TechCrunch has a curious article arguing that Google search results are becoming increasingly useless as marketers and spammers game Google’s search algorithms to direct traffic to their sites for click-through revenue. The central paragraph is at the end:
Content creation is big business, and there are big players involved. For example, Associated Content, which produces 10,000 new articles per month, was purchased by Yahoo! for $100 million, in 2010. Demand Media has 8,000 writers who produce 180,000 new articles each month. It generated more than $200 million in revenue in 2009 and [is] planning an initial public offering valued at about $1.5 billion. This content is what ends up as the landfill in the garbage websites that you find all over the web. And these are the first links that show up in your Google search results.
Many of the referrers to this blog are spam sites offering, among other things, financial advice and tax preparation services. The number of deleted spam comments (lots of porn and gambling sites) is over 46,000, which outnumbers the 381 approved comments by a sizable factor.

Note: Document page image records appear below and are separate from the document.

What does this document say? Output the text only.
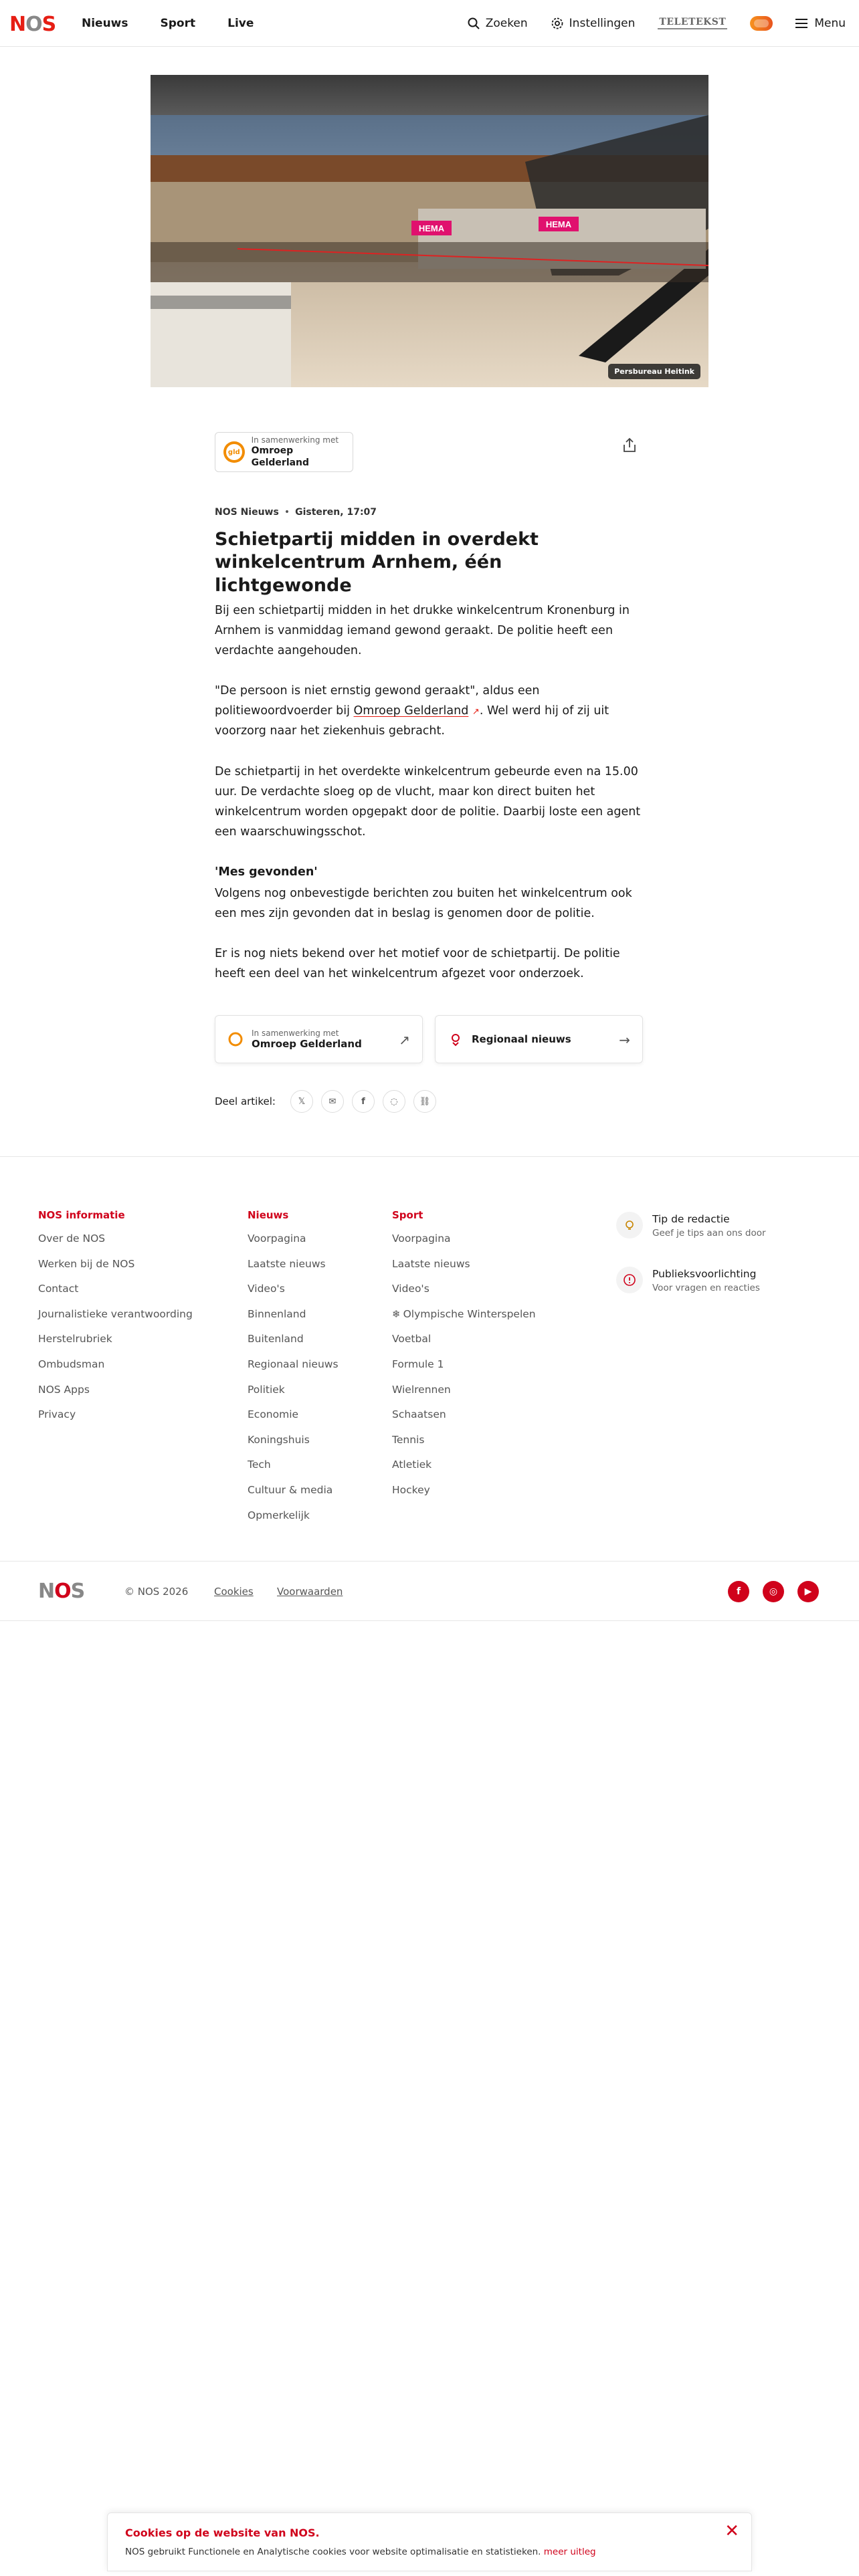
NOS Nieuws	Sport	Live	Zoeken	Instellingen	TELETEKST	Menu
HEMA	HEMA
Persbureau Heitink
gld
In samenwerking met
Omroep Gelderland
NOS Nieuws • Gisteren, 17:07
Schietpartij midden in overdekt winkelcentrum Arnhem, één lichtgewonde

Bij een schietpartij midden in het drukke winkelcentrum Kronenburg in Arnhem is vanmiddag iemand gewond geraakt. De politie heeft een verdachte aangehouden.

"De persoon is niet ernstig gewond geraakt", aldus een politiewoordvoerder bij Omroep Gelderland ↗. Wel werd hij of zij uit voorzorg naar het ziekenhuis gebracht.

De schietpartij in het overdekte winkelcentrum gebeurde even na 15.00 uur. De verdachte sloeg op de vlucht, maar kon direct buiten het winkelcentrum worden opgepakt door de politie. Daarbij loste een agent een waarschuwingsschot.

'Mes gevonden'

Volgens nog onbevestigde berichten zou buiten het winkelcentrum ook een mes zijn gevonden dat in beslag is genomen door de politie.

Er is nog niets bekend over het motief voor de schietpartij. De politie heeft een deel van het winkelcentrum afgezet voor onderzoek.

In samenwerking met
Omroep Gelderland	↗	Regionaal nieuws	→
Deel artikel:	𝕏	✉	f	◌	⛓
NOS informatie
Over de NOS
Werken bij de NOS
Contact
Journalistieke verantwoording
Herstelrubriek
Ombudsman
NOS Apps
Privacy
Nieuws
Voorpagina
Laatste nieuws
Video's
Binnenland
Buitenland
Regionaal nieuws
Politiek
Economie
Koningshuis
Tech
Cultuur & media
Opmerkelijk
Sport
Voorpagina
Laatste nieuws
Video's
❄ Olympische Winterspelen
Voetbal
Formule 1
Wielrennen
Schaatsen
Tennis
Atletiek
Hockey
Tip de redactie
Geef je tips aan ons door
Publieksvoorlichting
Voor vragen en reacties
NOS	© NOS 2026	Cookies Voorwaarden	f	◎	▶
Cookies op de website van NOS.
NOS gebruikt Functionele en Analytische cookies voor website optimalisatie en statistieken. meer uitleg
✕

It used to be politely agreed that the Internet is for, well, porn. It seems it’s also now for spam. Even Google is acknowledging this fact by offering an extension to its browser, Chrome, that filters out sites created by content farms. I had never heard this term before, but content farms apparently mine popular search queries and automatically create websites designed to attract the attention of web searchers using those terms.

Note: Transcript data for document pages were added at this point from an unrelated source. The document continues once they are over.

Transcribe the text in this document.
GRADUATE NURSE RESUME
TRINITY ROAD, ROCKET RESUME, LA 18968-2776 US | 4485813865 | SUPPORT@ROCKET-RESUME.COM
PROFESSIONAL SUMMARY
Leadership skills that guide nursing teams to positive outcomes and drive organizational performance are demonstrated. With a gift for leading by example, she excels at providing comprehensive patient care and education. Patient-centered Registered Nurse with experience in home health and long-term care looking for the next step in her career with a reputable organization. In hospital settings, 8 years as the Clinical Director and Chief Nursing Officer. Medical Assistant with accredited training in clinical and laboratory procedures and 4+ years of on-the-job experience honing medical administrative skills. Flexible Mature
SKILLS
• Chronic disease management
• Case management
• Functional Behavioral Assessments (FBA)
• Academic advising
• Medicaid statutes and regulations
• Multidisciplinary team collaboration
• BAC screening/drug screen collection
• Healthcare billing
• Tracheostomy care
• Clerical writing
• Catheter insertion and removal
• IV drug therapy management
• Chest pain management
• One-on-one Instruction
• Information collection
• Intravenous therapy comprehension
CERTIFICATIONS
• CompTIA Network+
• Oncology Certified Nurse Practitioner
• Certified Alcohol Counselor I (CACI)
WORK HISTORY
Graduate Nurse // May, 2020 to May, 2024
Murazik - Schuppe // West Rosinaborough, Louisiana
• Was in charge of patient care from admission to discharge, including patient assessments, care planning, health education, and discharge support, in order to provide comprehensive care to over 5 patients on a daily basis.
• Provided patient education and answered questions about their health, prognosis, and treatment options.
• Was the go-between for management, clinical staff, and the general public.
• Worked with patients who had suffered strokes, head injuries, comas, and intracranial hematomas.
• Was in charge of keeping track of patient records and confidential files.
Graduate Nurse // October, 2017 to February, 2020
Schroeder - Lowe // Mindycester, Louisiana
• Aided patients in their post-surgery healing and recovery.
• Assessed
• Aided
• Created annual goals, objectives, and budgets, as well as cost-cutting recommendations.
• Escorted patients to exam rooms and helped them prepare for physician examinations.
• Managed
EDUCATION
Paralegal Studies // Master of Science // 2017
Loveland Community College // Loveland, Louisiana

These disreputable practices follow long-established use of bogus reviews on sites such as Amazon.com and Epinions.com pushing products of all kinds. Garbage content isn’t restricted to the Web. Newspapers and TV journalists have long used advertising disguised as news and video news releases. This is not merely blurring the lines; it’s outright misrepresentation. Navigating the information glut and evaluating political rhetoric (just as an example) has never been especially easy. Until trustworthy authority can be established or restored (don’t look to Wikipedia for this), a savvy reader/viewer would be well advised to regard nearly everything he or she sees with a healthy dose of skepticism.